Saturday, February 16, 2008

The son of sharecroppers, John Robert Lewis graduated from American Baptist Theological Seminary and Fisk University, both in Nashville, Tennessee.

A Freedom Rider, John Lewis was beaten bloody by an angry mob of Klansmen on Saturday May 20, 1961 at the bus terminal in Montgomery, Alabama. He was a keynote speaker at the March on Washington on August 28, 1963, at which Rev. Martin Luther King Jr. gave his "I Have a Dream" speech . Less than two years later, on Sunday, March 7, 1965, as John Lewis, Dr. King and 600 civil rights marchers headed east from Selma, Alabama to Montgomery, Alabama, they were severely beaten at Edmund Pettis Bridge, by state police and sheriff's department officers, with their complement of billy clubs, tear gas, and bully whips in what became known as "Bloody Sunday."

Mr. Lewis was elected to the United States House of Representatives in 1986 and has been reelected every two years, facing no opposition since 2002. As a U.S. Representative, he is a superdelegate to the Democratic National Convention and on October 12, 2007 endorsed for the Democratic nomination for President Hillary Rodham Clinton, whom he supported through Georgia's primary on February 5. When in January, according to ajc.com (Atlanta Journal-Constitution website), a Repub political consultant used an anonymous, automated phone call to criticize Lewis' support for Clinton over Obama, Lewis reportedly said of switching allegiance "It's unthinkable. "You make a commitment, you keep that commitment."

Now John R. Lewis telling the New York Times, as reported on 2/14/08, “something is happening in America, and people are prepared and ready to make that great leap” and that he could “never, ever do anything to reverse the action” of the voters of his district, who voted overwhelmingly for Barack Obama in the primary. On February 15, Lewis told the Atlanta Journal-Constitution that the report by the Times' Jeff Zeleny is "inaccurate"- but the reporter adamantly maintains that Lewis' intent was clear. The same day, House Majority Whip James Clyburn, a black South Carolinian whom Lewis serves as chief deputy, says "John is wrestling with this."
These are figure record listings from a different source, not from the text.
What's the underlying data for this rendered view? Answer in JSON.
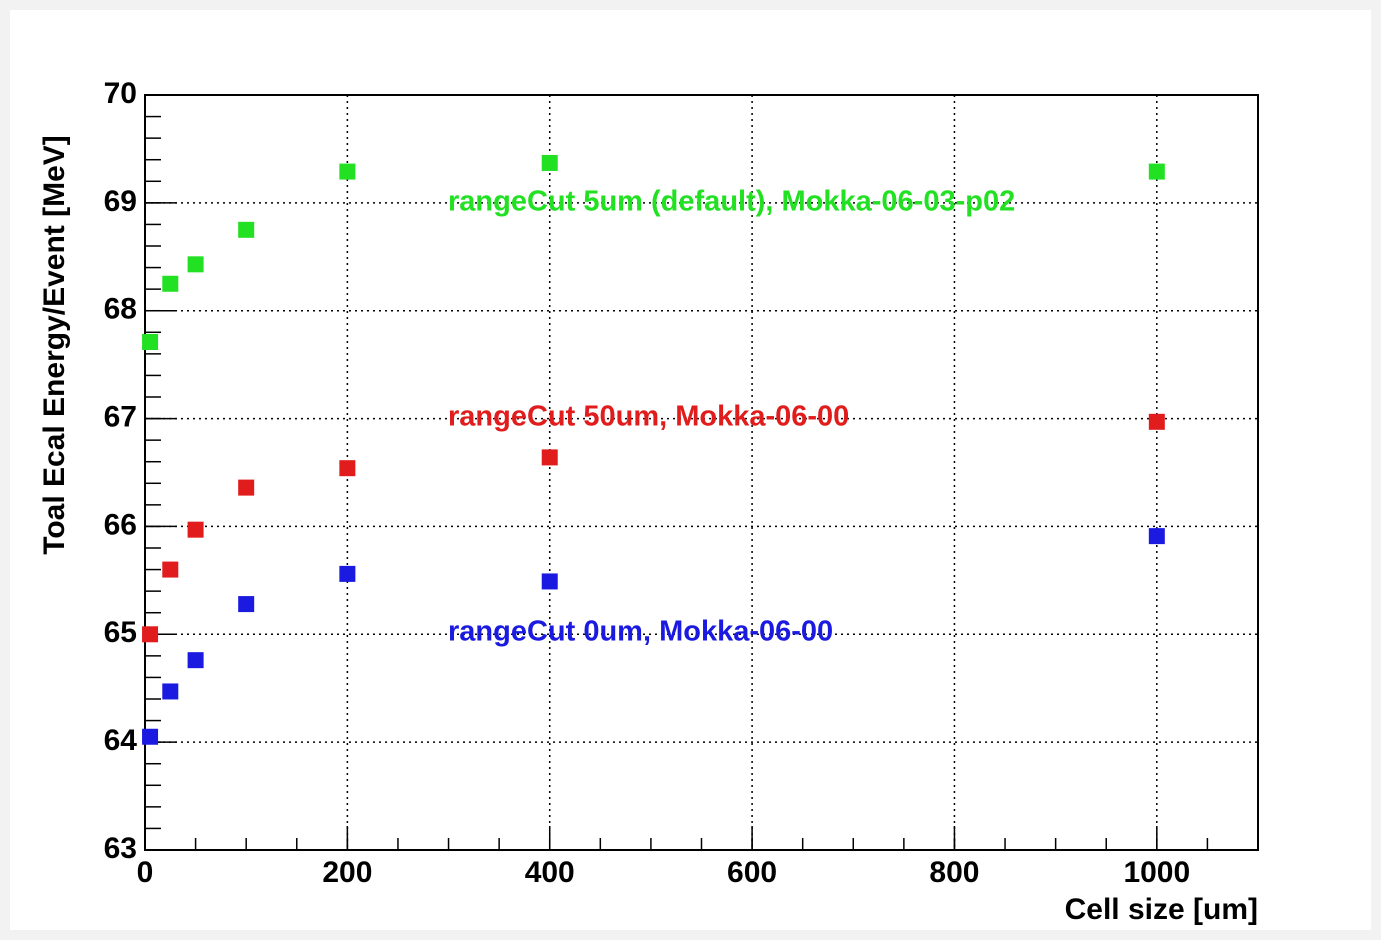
{
  "chart_data": {
    "type": "scatter",
    "x_label": "Cell size [um]",
    "y_label": "Toal Ecal Energy/Event [MeV]",
    "xlim": [
      0,
      1100
    ],
    "xticks": [
      0,
      200,
      400,
      600,
      800,
      1000
    ],
    "ylim": [
      63,
      70
    ],
    "yticks": [
      63,
      64,
      65,
      66,
      67,
      68,
      69,
      70
    ],
    "grid": true,
    "series": [
      {
        "name": "rangeCut 5um (default), Mokka-06-03-p02",
        "color": "#22e022",
        "x": [
          5,
          25,
          50,
          100,
          200,
          400,
          1000
        ],
        "values": [
          67.71,
          68.25,
          68.43,
          68.75,
          69.29,
          69.37,
          69.29
        ]
      },
      {
        "name": "rangeCut 50um, Mokka-06-00",
        "color": "#e01c1c",
        "x": [
          5,
          25,
          50,
          100,
          200,
          400,
          1000
        ],
        "values": [
          65.0,
          65.6,
          65.97,
          66.36,
          66.54,
          66.64,
          66.97
        ]
      },
      {
        "name": "rangeCut 0um, Mokka-06-00",
        "color": "#1a1ae0",
        "x": [
          5,
          25,
          50,
          100,
          200,
          400,
          1000
        ],
        "values": [
          64.05,
          64.47,
          64.76,
          65.28,
          65.56,
          65.49,
          65.91
        ]
      }
    ]
  }
}
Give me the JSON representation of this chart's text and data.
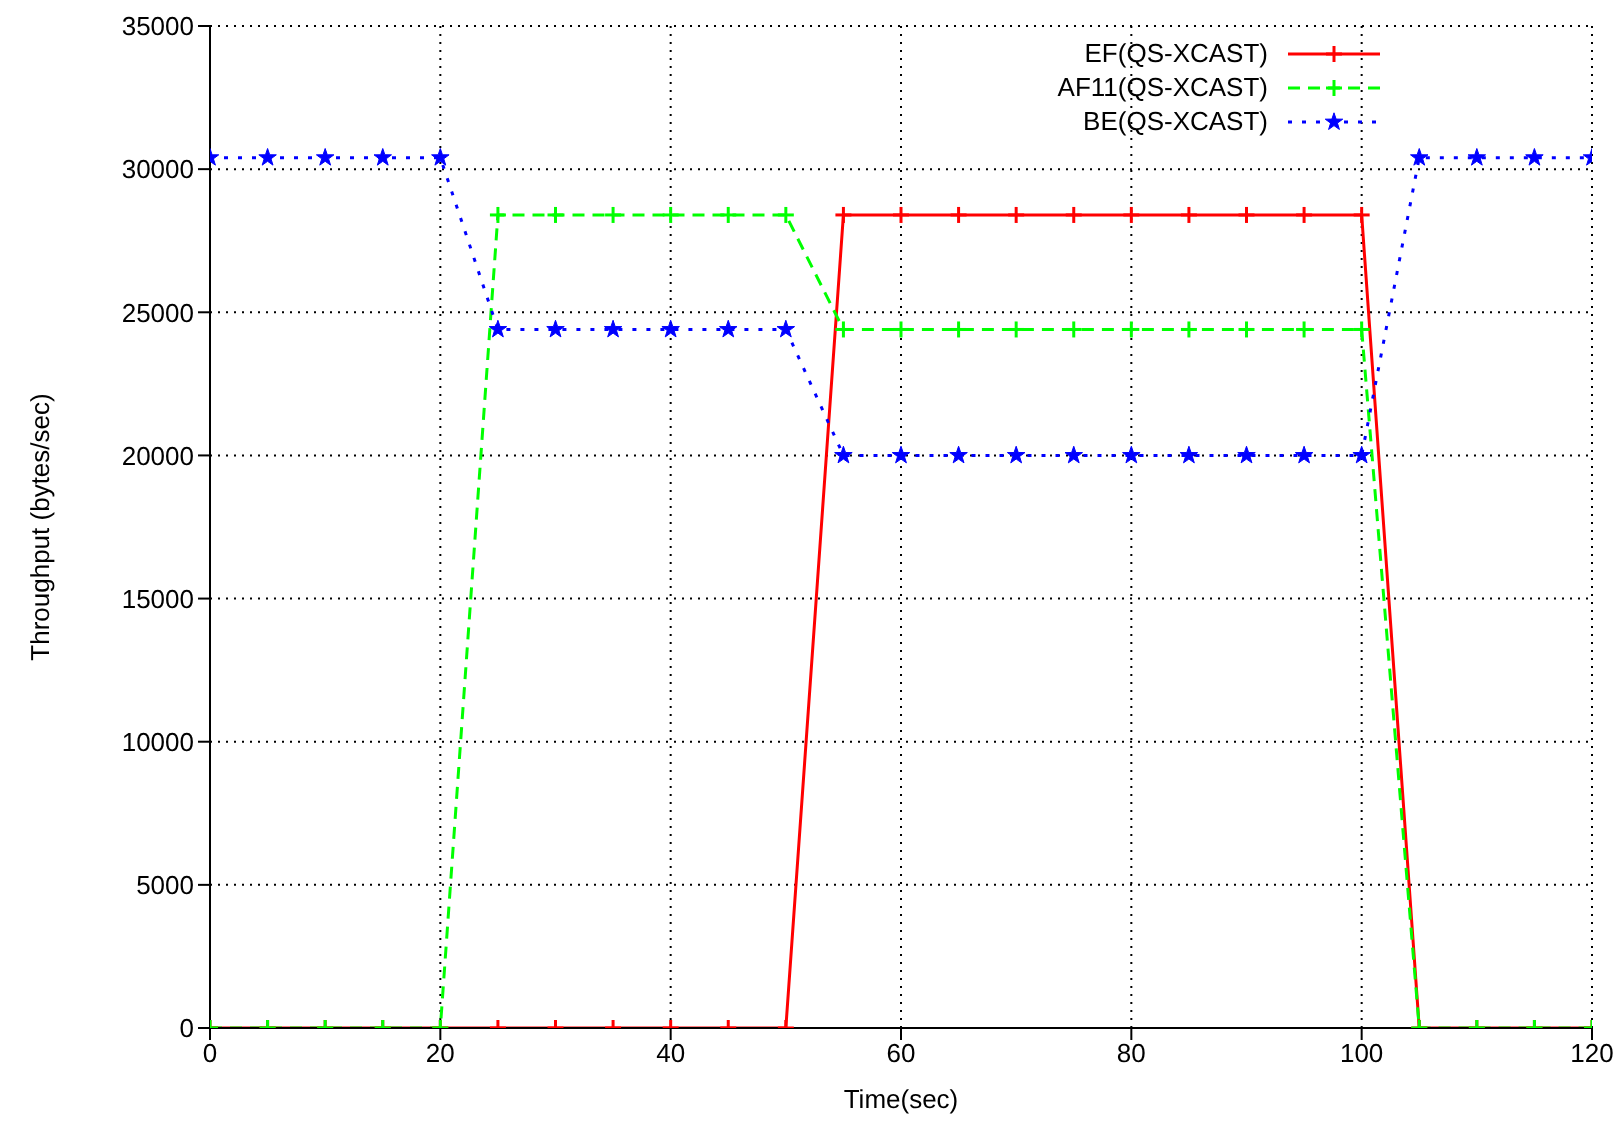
{
  "chart_data": {
    "type": "line",
    "xlabel": "Time(sec)",
    "ylabel": "Throughput (bytes/sec)",
    "x": [
      0,
      5,
      10,
      15,
      20,
      25,
      30,
      35,
      40,
      45,
      50,
      55,
      60,
      65,
      70,
      75,
      80,
      85,
      90,
      95,
      100,
      105,
      110,
      115,
      120
    ],
    "series": [
      {
        "name": "EF(QS-XCAST)",
        "color": "#ff0000",
        "marker": "cross",
        "line_style": "solid",
        "values": [
          0,
          0,
          0,
          0,
          0,
          0,
          0,
          0,
          0,
          0,
          0,
          28400,
          28400,
          28400,
          28400,
          28400,
          28400,
          28400,
          28400,
          28400,
          28400,
          0,
          0,
          0,
          0
        ]
      },
      {
        "name": "AF11(QS-XCAST)",
        "color": "#00ff00",
        "marker": "cross",
        "line_style": "dashed",
        "values": [
          0,
          0,
          0,
          0,
          0,
          28400,
          28400,
          28400,
          28400,
          28400,
          28400,
          24400,
          24400,
          24400,
          24400,
          24400,
          24400,
          24400,
          24400,
          24400,
          24400,
          0,
          0,
          0,
          0
        ]
      },
      {
        "name": "BE(QS-XCAST)",
        "color": "#0000ff",
        "marker": "star",
        "line_style": "dotted",
        "values": [
          30400,
          30400,
          30400,
          30400,
          30400,
          24400,
          24400,
          24400,
          24400,
          24400,
          24400,
          20000,
          20000,
          20000,
          20000,
          20000,
          20000,
          20000,
          20000,
          20000,
          20000,
          30400,
          30400,
          30400,
          30400
        ]
      }
    ],
    "xlim": [
      0,
      120
    ],
    "xticks": [
      0,
      20,
      40,
      60,
      80,
      100,
      120
    ],
    "ylim": [
      0,
      35000
    ],
    "yticks": [
      0,
      5000,
      10000,
      15000,
      20000,
      25000,
      30000,
      35000
    ],
    "grid": true,
    "legend": "top right"
  }
}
We all can sympathize with the weighty decision facing John Lewis. Yet, when party rules added Democratic officeholders, members of the Democratic National Committee, and activists as delegates, they were not designated in order to ratify the vote in their district, their state, or the nation as a whole (in which many Independents and Republicans have voted). They were expected to exercise independent judgement which, especially given John Lewis' long record of service to nation and party, is a right and privilege, as well as an obligation. Those individuals who decided long ago to endorse either Democratic candidate may have been premature, even foolish. But they did make a commitment. And just as Senator Edward Kerry, Senator John Kerry, and Governor Patrick Deval, all Massachusetts officeholders/superdelegates who endorsed Obama before a primary which Hillary Clinton won convincingly, have not questioned their decision, neither should Lewis.